The cryptocurrency market saw significant movement this week, influenced by a series of major token unlocks and key U.S. economic indicators. While former President Donald Trump’s tariff decision created some turbulence, crypto investors were focused on the scheduled release of billions of dollars worth of tokens. Here’s what happened and why it matters.
Major Token Unlocks Shake the Market
This week brought several major token unlocks, adding liquidity and influencing supply dynamics for multiple projects. Investors were closely watching how these releases would impact price action.
February 5: Kaspa, XDC, and Ethena Token Unlocks
A busy start to the week saw three major tokens unlocking on February 5, collectively worth over $113 million.
- Kaspa (KAS) released 172.01 million tokens, valued at around $22 million. This accounted for 0.67% of its current circulating supply.
- XDC Network (XDC) unlocked a massive 841 million tokens, representing 5.36% of the total supply. The estimated value? A hefty $85.9 million.
- Ethena (ENA) saw a smaller, yet notable, release of 7.93 million tokens. Worth approximately $5.3 million, this accounted for 0.25% of its existing circulating supply.
With these unlocks, liquidity increased, and investors kept a close eye on whether selling pressure would follow.
February 6: Spell Token Unlock
February 6 was comparatively quieter but still saw a significant unlock from Spell (SPELL).
- Spell (SPELL) released 1.31 billion tokens, valued at around $1.7 million. This accounted for 0.84% of its circulating supply.
While smaller than the previous day’s unlocks, SPELL’s addition to the circulating supply still mattered to those holding the token.
Economic Data Influences Market Sentiment
Beyond token unlocks, broader financial markets paid close attention to key economic indicators set for release on February 7. Crypto traders also watched these reports closely, as macroeconomic trends can drive risk appetite.
February 7: Nonfarm Payrolls and Unemployment Rate
Economic reports have historically influenced Bitcoin and the broader crypto market, as they provide insight into Federal Reserve policy decisions.
- Nonfarm payrolls measure employment growth outside of farming and certain private sectors. The previous reading was 256,000, while the forecast called for 154,000 new jobs.

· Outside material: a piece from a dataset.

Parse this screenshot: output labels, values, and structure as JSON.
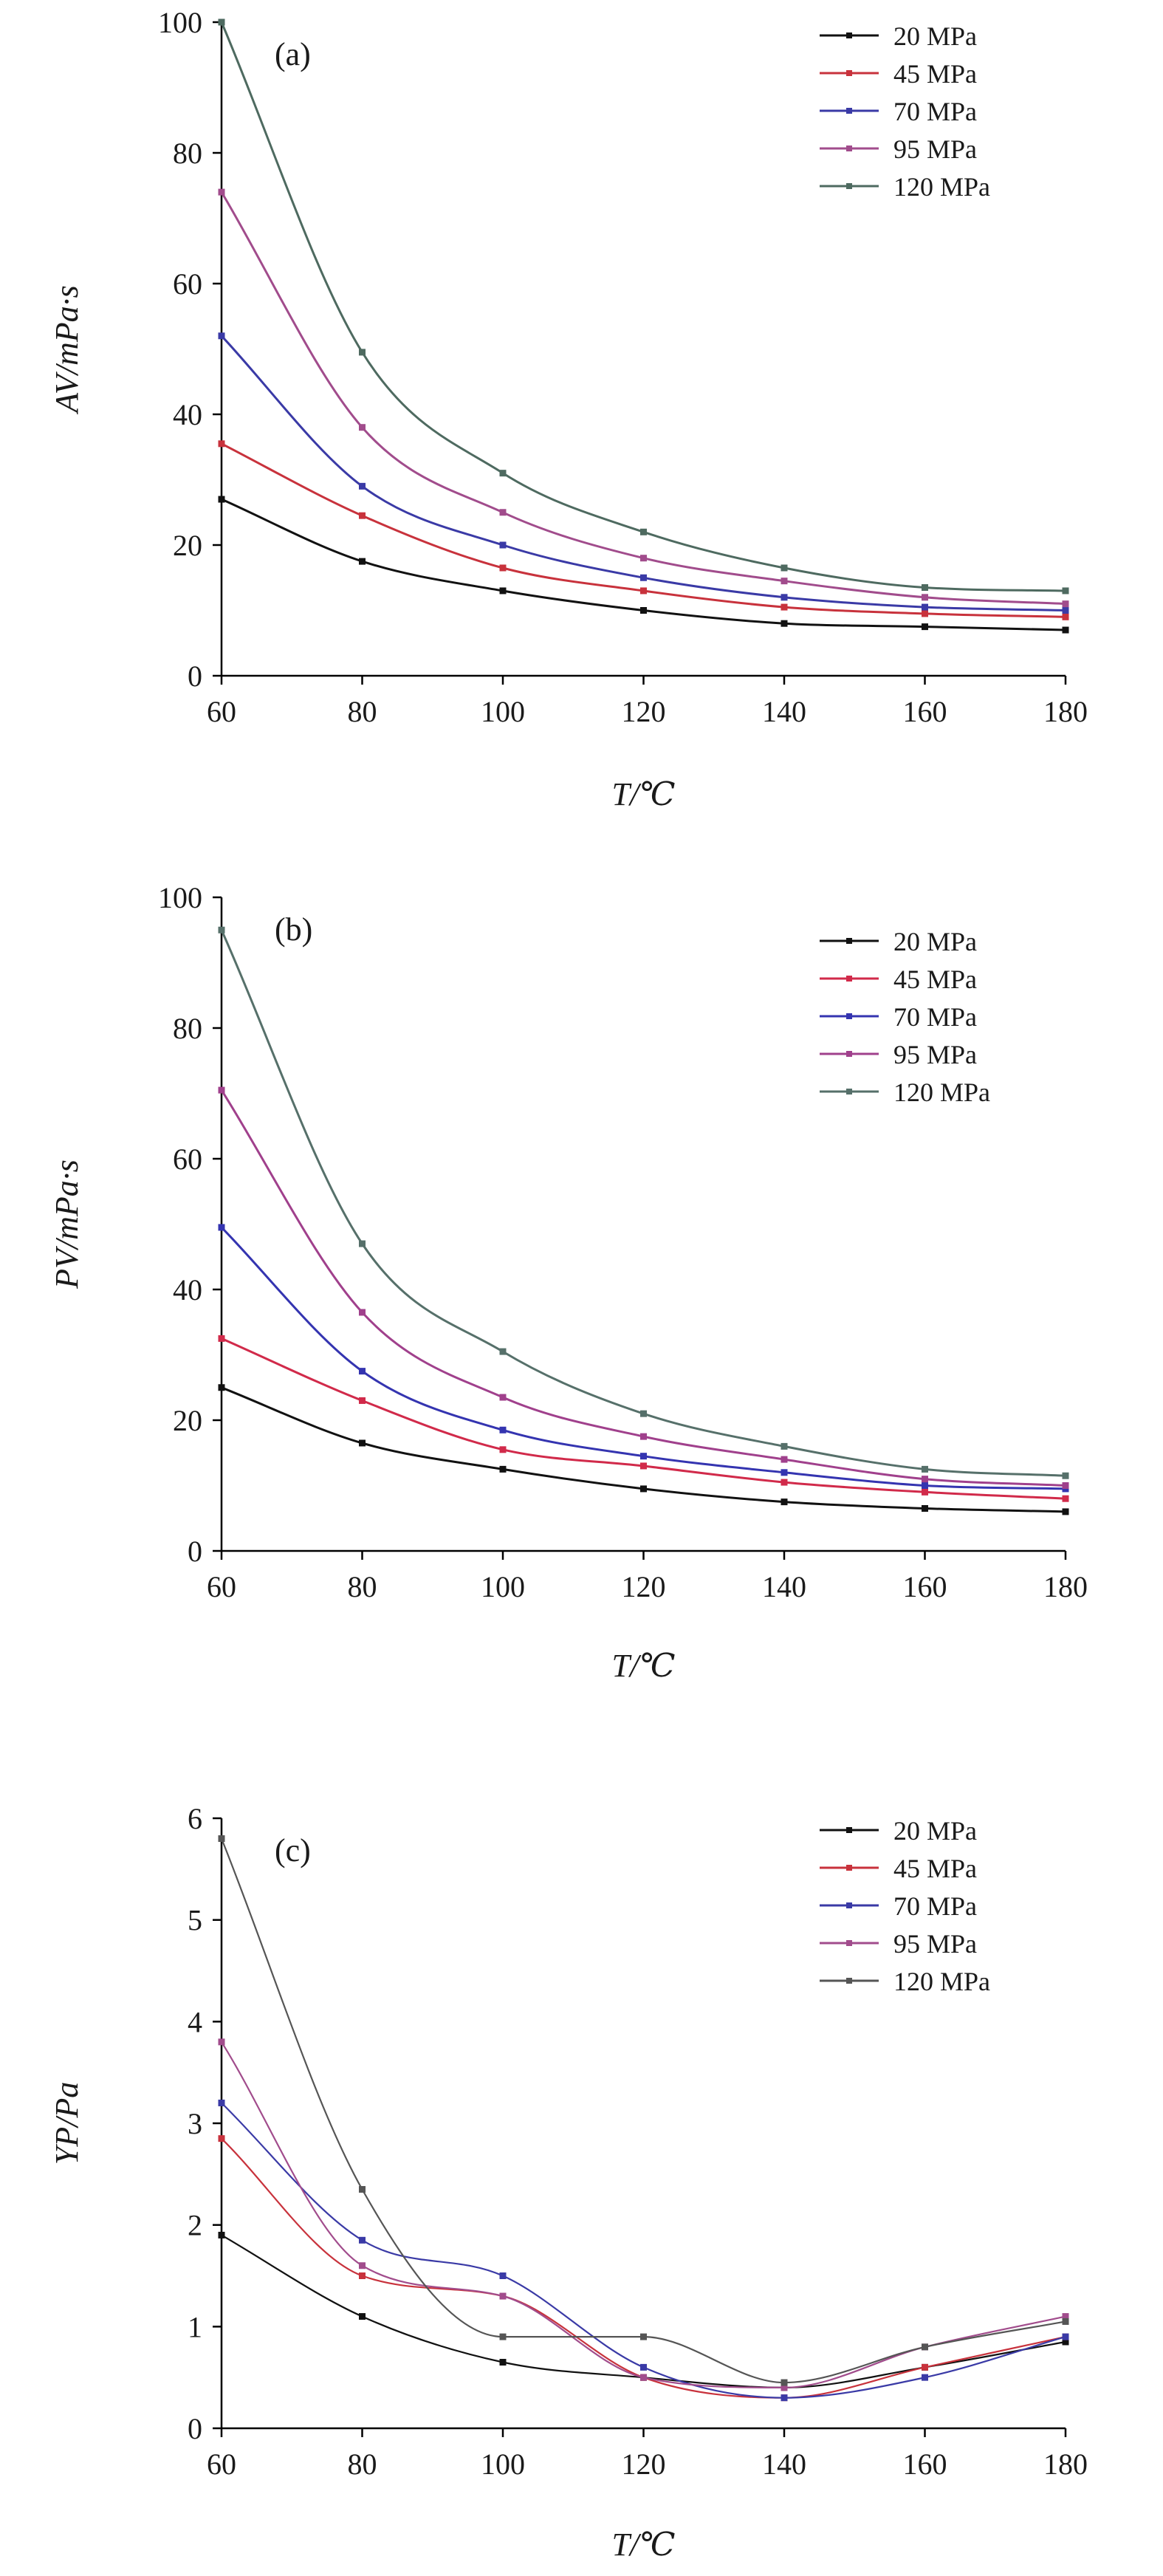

- Unemployment rate stood at 6.7% in the prior report, with analysts expecting a slight increase to 6.8%.
These numbers are critical because a weaker-than-expected job market could strengthen the case for interest rate cuts, potentially boosting crypto prices. Conversely, a strong labor market may give the Fed room to keep rates higher for longer, dampening investor enthusiasm.
February 7: More Token Unlocks Add to Market Supply
As if economic data wasn’t enough, February 7 also brought two additional token unlocks, injecting fresh liquidity into the market.
- Neon (NEON) unlocked 53.91 million tokens, worth around $16.5 million. Notably, this accounted for a staggering 44.92% of its circulating supply.
- Hashflow (HFT) released 13.62 million tokens, valued at $1.8 million, making up 2.70% of its circulating supply.
NEON’s high percentage unlock raised concerns about potential selling pressure, as such a significant increase in available supply can weigh on prices.
February 9: MOVE Token Unlock to Close the Week
Rounding out the week, another high-value unlock is set for February 9.
- Movement (MOVE) will release 50 million tokens, valued at approximately $37 million. This represents 2.17% of the circulating supply.
Traders will be watching closely to see how MOVE reacts post-unlock. Large unlocks often lead to short-term price fluctuations, making this event another potential trading opportunity.